While in the Matrix, bodies don’t matter. It is all about exploring what the mind is capable of outside of its physical form. The brain is what matters, as Morpheus says to Neo, “The body cannot live without the mind.”

In the original script of the film, the character Switch, a member of Morpheus’ crew, was supposed to change genders when they went into the Matrix. In the real world, they were male, but in the Matrix, they were female. This idea of residual self-image illustrates how transgender individuals see themselves, despite how it may not be how they are perceived by others in the real world.

They create identities within the Matrix that seem more real than their physical ones in the real world. The characters all choose new names in place of their given ones, and everyone dresses more and more androgynously as the film goes on. Agent Smith all throughout the film chooses to refer to Neo as ‘Mr. Anderson’ in place of his chosen name. In a scene close to the end of the film, where Agent Smith tries to kill Neo on a train platform, Neo definitively states “My name is Neo” before jumping out of the way of the oncoming train. This embodies the notion of how trans people may not always be referred to by their chosen names, and the frustration they might feel as a result of it.


Newsweek wrote:"And then there’s the whole red pill, blue pill connection.

Not only is the pill literally Neo’s gateway to seeing the world as it is and the systems built to define and control his identity, but it’s also an apt metaphor for hormone therapy."

It also speaks about the red pill/blue pill dichotomy serving as a metaphor for estrogen hormone therapy, which Chu points out was literally a red pill in the 1990's.
#15251118
Wow. If that’s what they were going for it didn’t quite work, did it? People have interpreted the matrix as being quite literal, more so than a metaphor.

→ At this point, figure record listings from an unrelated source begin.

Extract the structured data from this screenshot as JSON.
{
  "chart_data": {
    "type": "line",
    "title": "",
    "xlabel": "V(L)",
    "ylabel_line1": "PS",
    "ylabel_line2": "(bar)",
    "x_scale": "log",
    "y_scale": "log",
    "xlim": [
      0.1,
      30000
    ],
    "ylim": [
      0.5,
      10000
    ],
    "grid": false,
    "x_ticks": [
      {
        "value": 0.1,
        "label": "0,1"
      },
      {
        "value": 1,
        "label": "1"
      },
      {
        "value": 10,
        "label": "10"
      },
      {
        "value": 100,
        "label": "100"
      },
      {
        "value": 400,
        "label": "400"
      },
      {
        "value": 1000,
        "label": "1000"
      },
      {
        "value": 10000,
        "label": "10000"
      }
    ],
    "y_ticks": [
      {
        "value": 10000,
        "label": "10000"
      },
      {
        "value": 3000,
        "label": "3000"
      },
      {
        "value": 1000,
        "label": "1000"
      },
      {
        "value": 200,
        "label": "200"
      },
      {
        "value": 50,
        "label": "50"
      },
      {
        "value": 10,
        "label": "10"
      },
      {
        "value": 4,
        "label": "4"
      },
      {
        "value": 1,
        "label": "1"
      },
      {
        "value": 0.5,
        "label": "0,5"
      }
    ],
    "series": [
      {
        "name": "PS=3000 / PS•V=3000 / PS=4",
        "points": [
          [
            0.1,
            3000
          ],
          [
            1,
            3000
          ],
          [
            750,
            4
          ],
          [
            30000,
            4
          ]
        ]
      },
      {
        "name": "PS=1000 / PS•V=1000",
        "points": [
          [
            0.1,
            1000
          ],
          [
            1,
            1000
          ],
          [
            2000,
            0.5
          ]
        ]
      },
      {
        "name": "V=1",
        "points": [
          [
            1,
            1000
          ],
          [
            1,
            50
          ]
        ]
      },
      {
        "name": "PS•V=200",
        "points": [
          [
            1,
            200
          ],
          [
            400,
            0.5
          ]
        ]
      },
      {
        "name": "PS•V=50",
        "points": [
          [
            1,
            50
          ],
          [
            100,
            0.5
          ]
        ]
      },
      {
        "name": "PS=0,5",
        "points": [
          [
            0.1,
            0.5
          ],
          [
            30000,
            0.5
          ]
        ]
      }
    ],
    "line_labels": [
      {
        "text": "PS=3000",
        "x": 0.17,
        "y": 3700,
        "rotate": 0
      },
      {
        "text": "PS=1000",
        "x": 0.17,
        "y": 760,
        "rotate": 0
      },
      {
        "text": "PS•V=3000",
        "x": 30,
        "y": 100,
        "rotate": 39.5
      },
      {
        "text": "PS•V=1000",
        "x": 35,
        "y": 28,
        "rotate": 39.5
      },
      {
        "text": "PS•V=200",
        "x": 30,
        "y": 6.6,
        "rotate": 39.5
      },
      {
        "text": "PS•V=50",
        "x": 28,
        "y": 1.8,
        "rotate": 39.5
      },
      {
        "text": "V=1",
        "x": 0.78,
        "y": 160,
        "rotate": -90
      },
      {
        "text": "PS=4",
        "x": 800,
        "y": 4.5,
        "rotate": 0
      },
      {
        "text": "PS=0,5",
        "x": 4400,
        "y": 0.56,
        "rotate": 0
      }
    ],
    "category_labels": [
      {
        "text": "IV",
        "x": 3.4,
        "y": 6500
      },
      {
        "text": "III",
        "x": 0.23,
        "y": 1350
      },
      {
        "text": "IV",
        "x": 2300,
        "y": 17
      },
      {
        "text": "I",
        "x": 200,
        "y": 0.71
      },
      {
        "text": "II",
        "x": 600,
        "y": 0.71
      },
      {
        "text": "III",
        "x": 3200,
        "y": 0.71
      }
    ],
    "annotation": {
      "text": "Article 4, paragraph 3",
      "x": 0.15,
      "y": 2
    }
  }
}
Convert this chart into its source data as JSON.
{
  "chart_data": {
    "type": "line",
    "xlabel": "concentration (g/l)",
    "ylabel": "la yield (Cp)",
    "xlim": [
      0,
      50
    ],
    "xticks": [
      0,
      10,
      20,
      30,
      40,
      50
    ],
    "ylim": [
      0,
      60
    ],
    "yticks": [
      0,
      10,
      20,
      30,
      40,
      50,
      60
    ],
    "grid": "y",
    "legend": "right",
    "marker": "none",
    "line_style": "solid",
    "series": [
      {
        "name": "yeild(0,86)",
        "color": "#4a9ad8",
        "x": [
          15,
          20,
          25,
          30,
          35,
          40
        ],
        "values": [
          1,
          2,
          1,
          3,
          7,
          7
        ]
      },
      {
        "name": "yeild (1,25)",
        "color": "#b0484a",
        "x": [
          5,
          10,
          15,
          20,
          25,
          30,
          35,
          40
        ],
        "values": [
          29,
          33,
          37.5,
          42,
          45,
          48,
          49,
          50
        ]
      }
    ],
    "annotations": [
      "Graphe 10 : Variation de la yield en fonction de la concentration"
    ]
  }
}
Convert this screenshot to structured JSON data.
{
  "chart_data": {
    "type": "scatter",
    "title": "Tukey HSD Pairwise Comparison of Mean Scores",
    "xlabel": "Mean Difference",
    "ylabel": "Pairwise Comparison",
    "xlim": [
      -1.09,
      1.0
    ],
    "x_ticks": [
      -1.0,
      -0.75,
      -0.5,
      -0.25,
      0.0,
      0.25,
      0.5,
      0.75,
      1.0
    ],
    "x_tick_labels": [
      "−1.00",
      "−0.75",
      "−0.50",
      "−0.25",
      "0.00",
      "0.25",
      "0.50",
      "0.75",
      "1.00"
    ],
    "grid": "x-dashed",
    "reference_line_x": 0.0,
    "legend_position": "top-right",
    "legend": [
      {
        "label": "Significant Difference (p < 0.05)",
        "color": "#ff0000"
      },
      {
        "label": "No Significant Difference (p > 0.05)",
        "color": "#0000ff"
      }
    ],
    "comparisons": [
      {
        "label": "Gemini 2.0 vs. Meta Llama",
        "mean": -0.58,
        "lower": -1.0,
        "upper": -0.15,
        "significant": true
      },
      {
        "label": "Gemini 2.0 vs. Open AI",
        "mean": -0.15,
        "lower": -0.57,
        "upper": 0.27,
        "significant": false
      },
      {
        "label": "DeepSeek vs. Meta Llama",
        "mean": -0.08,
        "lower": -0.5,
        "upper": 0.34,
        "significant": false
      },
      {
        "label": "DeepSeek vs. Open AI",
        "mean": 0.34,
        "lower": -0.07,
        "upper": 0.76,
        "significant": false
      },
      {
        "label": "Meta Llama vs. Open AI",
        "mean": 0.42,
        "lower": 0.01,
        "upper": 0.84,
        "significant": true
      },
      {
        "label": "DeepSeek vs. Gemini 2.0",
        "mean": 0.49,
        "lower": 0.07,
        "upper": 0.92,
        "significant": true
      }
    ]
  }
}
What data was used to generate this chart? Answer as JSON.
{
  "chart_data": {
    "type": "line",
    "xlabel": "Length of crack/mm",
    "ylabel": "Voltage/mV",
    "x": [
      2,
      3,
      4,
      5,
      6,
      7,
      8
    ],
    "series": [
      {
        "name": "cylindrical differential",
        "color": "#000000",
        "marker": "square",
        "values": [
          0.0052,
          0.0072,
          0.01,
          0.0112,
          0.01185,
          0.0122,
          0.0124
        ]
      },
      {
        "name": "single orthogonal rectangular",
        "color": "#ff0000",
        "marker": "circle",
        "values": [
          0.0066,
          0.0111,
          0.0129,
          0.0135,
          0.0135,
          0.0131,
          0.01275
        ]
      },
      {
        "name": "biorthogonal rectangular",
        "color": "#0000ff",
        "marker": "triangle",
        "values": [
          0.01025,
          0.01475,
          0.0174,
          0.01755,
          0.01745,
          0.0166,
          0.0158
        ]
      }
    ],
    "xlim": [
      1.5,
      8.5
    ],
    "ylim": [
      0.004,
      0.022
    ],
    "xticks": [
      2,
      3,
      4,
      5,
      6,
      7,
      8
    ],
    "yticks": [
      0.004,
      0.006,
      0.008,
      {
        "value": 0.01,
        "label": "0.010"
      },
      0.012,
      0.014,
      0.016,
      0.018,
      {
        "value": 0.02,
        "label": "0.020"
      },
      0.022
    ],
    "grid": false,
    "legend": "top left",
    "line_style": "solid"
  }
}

What a delicious failure :lol:
#15251127
It's a shame Switch didn't switch genders in the final film. The film was ahead of it's time so it to make lame concessions like 'humans are batteries' and 'no one changes identities when they go online'. The Wachoskis should have saved Switch for The Animatrix where they'd receive less push back.
#15251157
The 'Matrix' would have had to have happened, regardless -- I'm surprised that there aren't *more* fictional treatments of the digital world that so many spend so many hours in (myself included).

Perhaps it's just a tech-update of Descartes, since he was a dualist and saw the mind and body as being separate.